The hot sun would breach through the sunshades onto my raspberry soda, the smell of cigarettes would coat the outdoor air. Inside, the sound of a jukebox, smashing pool balls and pokie machines ripped through the bar. 

I always remember standing in awe of this painting of the cast of the 1960s classic, The Magnificent Seven upon their horses, revolvers drawn, hung high over the entrance to the men’s bathroom. 

 We’re not in some highway bar on Route 66, (admittedly we were in Sunnynook), but it’s this sentimentality, these types of memories that Oklahoma country/folk singer/songwriter, Zach Bryan, captures in his album The Great American Bar Scene

While I grew up listening to country, in recent years I’ve distanced myself from the genre as it just hasn’t connected with me the same. 

It just feels like country music has found itself bogged down in a mainstream pop sound that lacks any form of substance.
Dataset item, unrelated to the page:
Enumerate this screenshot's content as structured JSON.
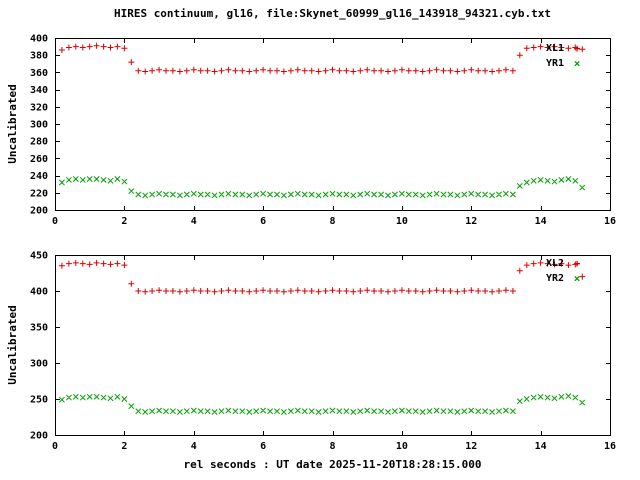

I understand why people enjoy it, it’s fun, light and easy listening, but I need my cowboys slightly sad and deeply nostalgic, à la; The Highwaymen.  

 While Zach Bryan doesn’t venture into pop, he does explore folk. He traverses this genre in his sound, but never seems to go too far. It is clearly still country, but with a twist. 

I feel like this balance he strikes is displayed elegantly in his single ‘Purple Gas’ featuring the Canadian born Noeline Hofmann.  

 Zach Bryan has a way with words too, from what I understand of his songwriting process, he begins by writing a poem, before he expands them into these full-bodied symphonies.

These hauntingly gorgeous stories he shares through this writing are done so with such delicate choice in language, it’s profoundly captivating, and lingers in your mind long after the record stops spinning.  

To be able to paint such vivid imagery in the theatre of one's mind through a few words and a wicked chord progression is most apparent on ‘Pink Skies’, featuring Watchhouse.

 I really can’t talk about Zach Bryan without talking about how his music makes me feel, which in my humble opinion, is what makes his music so masterful. I'd be lying if I said I related directly to the stories being told, some of which are so quintessentially American, however I believe the emotions he invokes through his waiata are fundamentally universal. 

 Music is everything, everywhere, all at once. It plays at our birthdays, our weddings, our funerals. It can make us laugh, cry, smile, frown, dance or sleep.  

 But Zach Bryan’s The Great American Bar Scene makes me remember.